God uses periods of singleness to fortify our trust in him. He wants to see if you are going to trust Him, even when you don't understand why He's doing things the way He is. Someone can't be patient with God if He always provides everything you desire immediately after you ask.
God may be extending this time when you are not in a covenant relationship with someone else because he wants to strengthen the bond you have with him. He wants you to trust him more. Cry out to him, and watch him provide for you in unexpected ways.
Here it is: Marriage is good, but singleness is better. Many might disagree, but the Apostle Paul asserts, “So then he who marries his betrothed does well, and he who refrains from marriage will do even better” (1 Cor. 7:38).
The answer: singleness is the God-given opportunity to serve and wait in single-minded readiness whilst the present form of the world is passing away. It is a station in life that is gifted for a person for that particular day, and whilst a Christian is single, they are blessed to be so.

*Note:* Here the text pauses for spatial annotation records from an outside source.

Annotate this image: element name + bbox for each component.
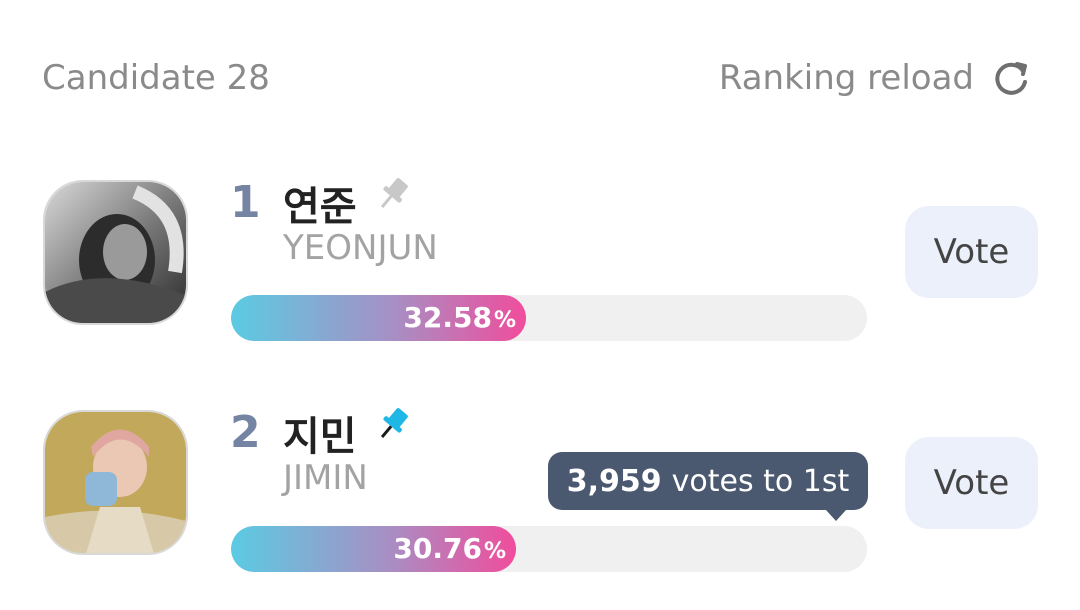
rank-number: 2 xyxy=(230,407,261,458)
vote-button[interactable]: Vote xyxy=(905,206,1038,298)
vote-percent-value: 32.58 xyxy=(403,301,492,334)
candidate-count: Candidate 28 xyxy=(42,58,270,98)
pin-icon[interactable] xyxy=(373,174,413,214)
pin-icon[interactable] xyxy=(373,404,413,444)
vote-progress-fill: 30.76% xyxy=(231,526,516,572)
ranking-reload-label: Ranking reload xyxy=(718,58,974,98)
vote-progress-fill: 32.58% xyxy=(231,295,526,341)
vote-percent: 30.76% xyxy=(393,526,506,572)
candidate-name-english: YEONJUN xyxy=(283,228,438,268)
vote-percent-value: 30.76 xyxy=(393,532,482,565)
vote-progress-bar: 32.58% xyxy=(231,295,867,341)
vote-percent-unit: % xyxy=(483,539,506,564)
rank-number: 1 xyxy=(230,177,261,228)
vote-percent-unit: % xyxy=(493,308,516,333)
tooltip-pointer xyxy=(826,510,846,521)
candidate-row-yeonjun: 1 연준 YEONJUN 32.58% Vote xyxy=(0,177,1080,380)
candidate-name-english: JIMIN xyxy=(283,458,368,498)
avatar xyxy=(43,180,188,325)
votes-gap-text: votes to 1st xyxy=(671,463,850,499)
ranking-reload-button[interactable]: Ranking reload xyxy=(719,58,1032,98)
votes-gap-count: 3,959 xyxy=(566,463,662,499)
votes-to-first-tooltip: 3,959 votes to 1st xyxy=(548,452,868,510)
avatar xyxy=(43,410,188,555)
candidate-name-korean: 지민 xyxy=(283,414,357,460)
vote-percent: 32.58% xyxy=(403,295,516,341)
vote-button[interactable]: Vote xyxy=(905,437,1038,529)
refresh-icon[interactable] xyxy=(992,58,1032,98)
vote-progress-bar: 30.76% xyxy=(231,526,867,572)
candidate-name-korean: 연준 xyxy=(283,184,357,230)
candidate-row-jimin: 2 지민 JIMIN 3,959 votes to 1st 30.76% Vot… xyxy=(0,407,1080,610)
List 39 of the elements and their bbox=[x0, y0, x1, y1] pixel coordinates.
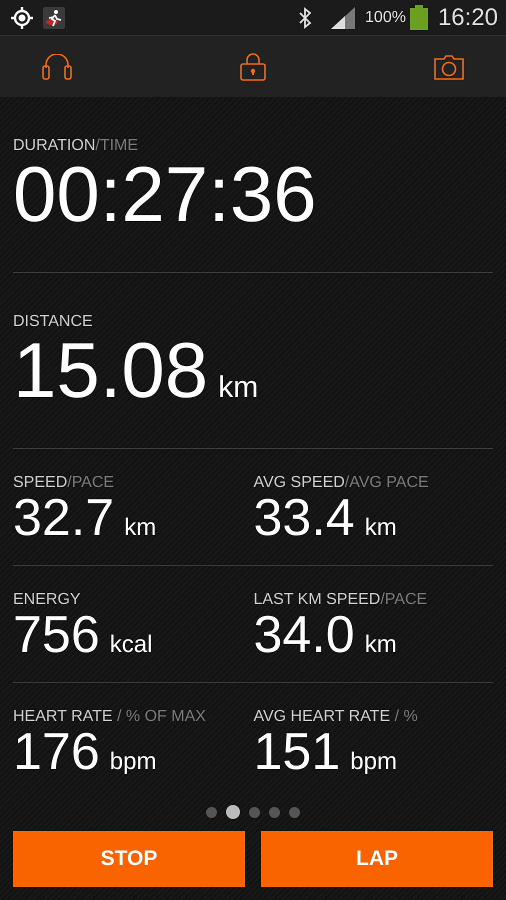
camera-icon[interactable] bbox=[434, 54, 464, 80]
metric-label: HEART RATE / % OF MAX bbox=[13, 708, 207, 726]
metric-value: 34.0 bbox=[254, 609, 355, 661]
metric-label: DURATION/TIME bbox=[13, 137, 140, 155]
battery-icon bbox=[410, 5, 428, 30]
metric-label: AVG SPEED/AVG PACE bbox=[254, 474, 430, 492]
metric-unit: km bbox=[364, 514, 397, 542]
metric-label: SPEED/PACE bbox=[13, 474, 116, 492]
signal-icon bbox=[331, 6, 356, 28]
metric-value: 33.4 bbox=[254, 492, 355, 544]
metric-value: 151 bbox=[254, 726, 340, 778]
metric-label: ENERGY bbox=[13, 591, 82, 609]
metric-unit: bpm bbox=[110, 748, 156, 776]
metric-value: 00:27:36 bbox=[13, 155, 317, 233]
metric-value: 15.08 bbox=[13, 331, 208, 409]
metric-unit: kcal bbox=[110, 631, 152, 659]
metric-unit: bpm bbox=[350, 748, 397, 776]
metric-value: 32.7 bbox=[13, 492, 114, 544]
metric-unit: km bbox=[218, 371, 258, 405]
metric-value: 756 bbox=[13, 609, 100, 661]
gps-icon bbox=[11, 6, 33, 28]
metric-label: DISTANCE bbox=[13, 313, 94, 331]
page-indicator-dot[interactable] bbox=[206, 806, 217, 818]
metric-label: LAST KM SPEED/PACE bbox=[254, 591, 428, 609]
metric-unit: km bbox=[364, 631, 397, 659]
lock-icon[interactable] bbox=[240, 52, 266, 80]
action-button[interactable]: STOP bbox=[13, 831, 245, 887]
page-indicator-dot[interactable] bbox=[289, 806, 300, 818]
action-button[interactable]: LAP bbox=[261, 831, 493, 887]
metric-unit: km bbox=[124, 514, 156, 542]
page-indicator-dot[interactable] bbox=[226, 805, 240, 819]
metric-label: AVG HEART RATE / % bbox=[254, 708, 419, 726]
metric-value: 176 bbox=[13, 726, 100, 778]
page-indicator-dot[interactable] bbox=[249, 806, 260, 818]
clock: 16:20 bbox=[438, 4, 498, 32]
battery-percent: 100% bbox=[365, 8, 406, 26]
headphones-icon[interactable] bbox=[42, 54, 72, 80]
page-indicator-dot[interactable] bbox=[269, 806, 280, 818]
app-icon bbox=[43, 6, 65, 28]
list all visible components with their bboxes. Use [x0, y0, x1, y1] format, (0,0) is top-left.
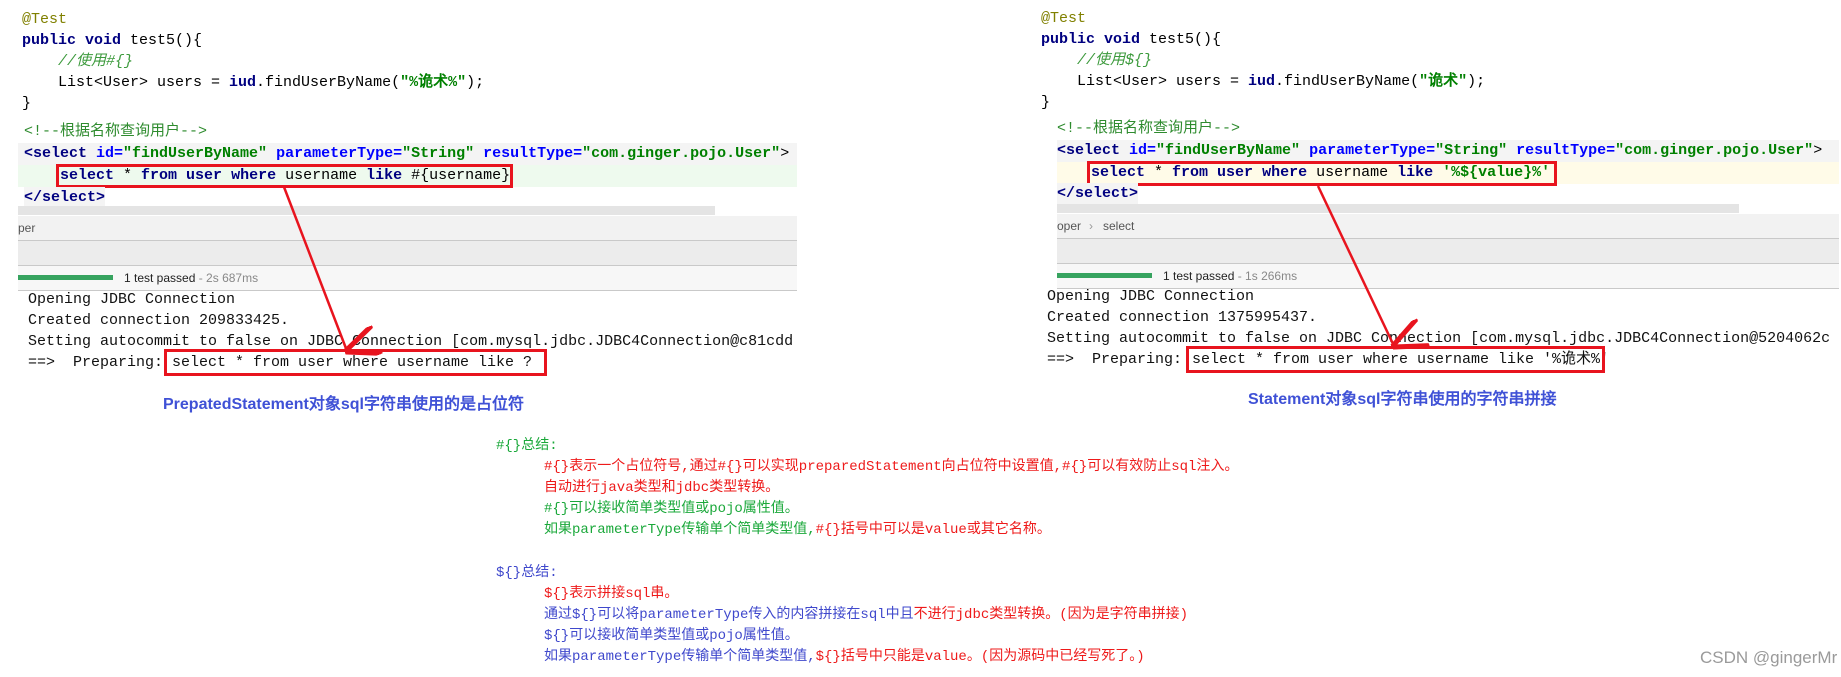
- watermark: CSDN @gingerMr: [1700, 648, 1838, 667]
- t: 不进行jdbc类型转换。(因为是字符串拼接): [913, 607, 1189, 623]
- dollar-note: 通过${}可以将parameterType传入的内容拼接在sql中且不进行jdb…: [544, 605, 1188, 626]
- arrow: [1316, 185, 1394, 346]
- t: 如果parameterType传输单个简单类型值,: [544, 649, 816, 665]
- dollar-note: 如果parameterType传输单个简单类型值,${}括号中只能是value。…: [544, 647, 1145, 668]
- t: 通过${}可以将parameterType传入的内容拼接在sql中且: [544, 607, 914, 623]
- t: #{}括号中可以是value或其它名称。: [815, 522, 1051, 538]
- dollar-summary-title: ${}总结:: [496, 565, 558, 581]
- hash-note: 自动进行java类型和jdbc类型转换。: [544, 480, 780, 496]
- arrow: [282, 186, 347, 351]
- dollar-note: ${}可以接收简单类型值或pojo属性值。: [544, 628, 799, 644]
- t: #{}表示一个占位符号,通过#{}可以实现preparedStatement向占…: [544, 459, 1063, 475]
- hash-note: #{}表示一个占位符号,通过#{}可以实现preparedStatement向占…: [544, 457, 1238, 478]
- t: #{}可以有效防止sql注入。: [1062, 459, 1239, 475]
- hash-note: #{}可以接收简单类型值或pojo属性值。: [544, 501, 799, 517]
- dollar-note: ${}表示拼接sql串。: [544, 586, 679, 602]
- hash-summary-title: #{}总结:: [496, 438, 558, 454]
- arrows-layer: [282, 185, 1841, 677]
- t: ${}括号中只能是value。(因为源码中已经写死了。): [815, 649, 1145, 665]
- hash-note: 如果parameterType传输单个简单类型值,#{}括号中可以是value或…: [544, 520, 1051, 541]
- t: 如果parameterType传输单个简单类型值,: [544, 522, 816, 538]
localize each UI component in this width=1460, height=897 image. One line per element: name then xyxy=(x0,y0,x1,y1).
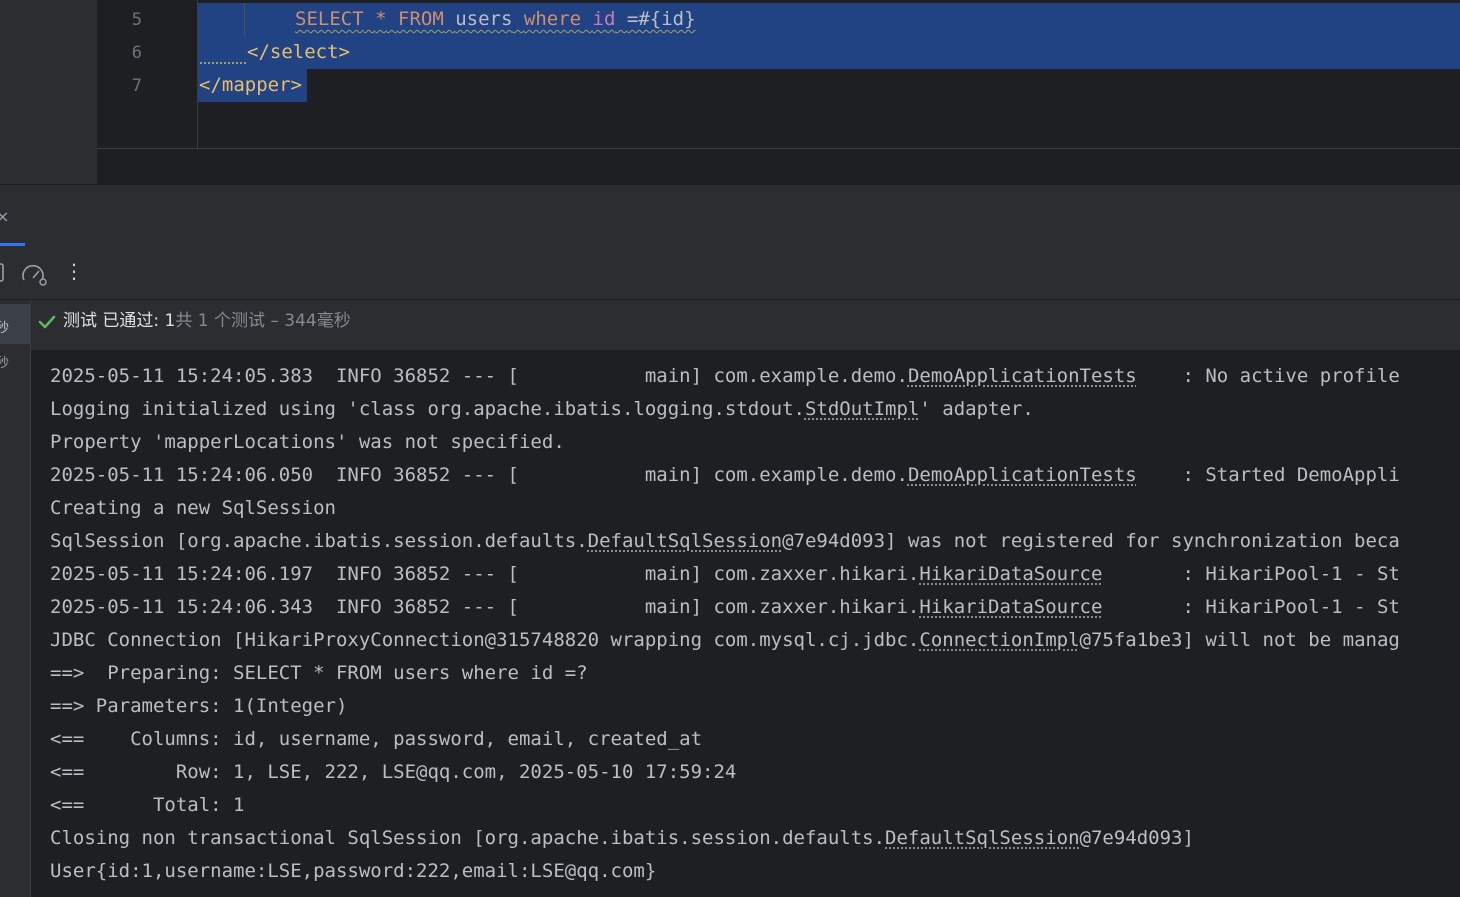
line-number: 7 xyxy=(131,76,142,96)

What does God say about restoring relationships? If you are asking yourself “Does God bring couples back together?” Then I can confidently say “yes”. However, only as long as the relationship is according to His purpose for your life.
If your boyfriend crosses your boundaries every time and it makes you feel uncomfortable, then that is how you know when God is telling you to let go of someone. A relationship in which you repeatedly feel disrespected, bad about yourself, or can't be authentic is not a healthy relationship.
Psalm 34:18
“The Lord is close to the brokenhearted and saves those who are crushed in spirit.” The Good News: Though you may feel defeated, God is closer than you realize. He is always with you and can heal your heart.
Now to the unmarried and the widows I say: It is good for them to stay unmarried, as I am. But if they cannot control themselves, they should marry, for it is better to marry than to burn with passion.
Adults who are single may feel sadness, grief, regret, and ambivalence about unviable potential mates. In addition, unviable potential partners may become idealized with time and take the place of the anticipated spouse, setting a standard that new and viable potential partners can't meet.
Maybe someone has encouraged you to “trust God in your singleness,” but you are unsure what that actually means. Though singleness can be hard, you can trust God in your singleness by remembering your true calling, surrendering control to God, and considering God's character.
In fact, research shows people are staying single for longer and settling down older, and some are choosing to be that way forever. Singledom shouldn't be regarded as anything to be pitied — it should be embraced. Especially as there are numerous mental and physical benefits to being on your own.
Whereas in Genesis 2 God observes, “It is not good that the man should be alone” (Genesis 2:18), Paul tells the unmarried and the widows that “it is good for them to remain single, as I am” (1 Corinthians 7:8). Paul, when looking at the new-covenant community, doesn't see marriage-lessness as a curse, but as a gift.
You haven't met the right person.
According to clinical psychologist Carla Marie Manly, Ph. D., sometimes people remain single longer than they might want to be because they simply haven't met the right person yet. "Despite the quest to be partnered, some people find that they can't find the right fit," she tells mbg.
This “not yet” could mean God will tell you to say “yes” to this opportunity one day or it could mean God is going to lead you to say “no” to this relationship opportunity. But at this point God has you in a season where no action is required because you need more direction from the Lord first.
Feelings of loneliness, including romantic loneliness, can have a serious impact on health and well-being. Feeling isolated, unsupported, and lonely is linked to decreased immunity, worse sleep, lower cardiovascular health, and increased mental health problems.
It can be said, given that being single causes depression, anxiety and a reduced will to live. According to the Health and Human Services Report, people in a relationship are much more likely to be happier and have higher immunity against mental health problems.
Simply put, as humans we need and we thrive from connection. Some people can experience feelings of loneliness or anxiety in the absence of having a sense of love and belonging which can, in turn, create pressure to be in a relationship. This pressure can lead to unhelpful negative biases about being single.
You Strengthen Other Relationships
Your partner may have different preferences for socializing or they may not like your friends. As a matter of fact, most couples only hang out with other couples. Being single is okay and in fact a blessing because you can invest time in quality friendships that'll last a lifetime.
1 Peter 4:8. "Above all, keep loving one another earnestly, since love covers a multitude of sins." The Good News: Love each other honestly and earnestly, even when you hate them most. Forgiveness is key, and then your love will shine brightest in the darkest moments in your relationship.
When there is mutual interest, mutual commitment, and a mutual willingness to move the relationship forward at a healthy pace, these are strong indications God does want you with this person. Relationships are a unique place in life where the spiritual and practical combine and are constantly intermingling.
One possibility is that God is actually removing these feelings, it's just taking longer than you want it to. Just like physical pain because of a broken bone, the pain will go away one day but it will take a long time because there are things that need to heal and mend before those feelings can go away.
God loves broken people. And when weary, wounded men and women find a way to open their bruised hearts and somehow welcome Him into their personal darkness, they will find a love beyond anything they have ever known.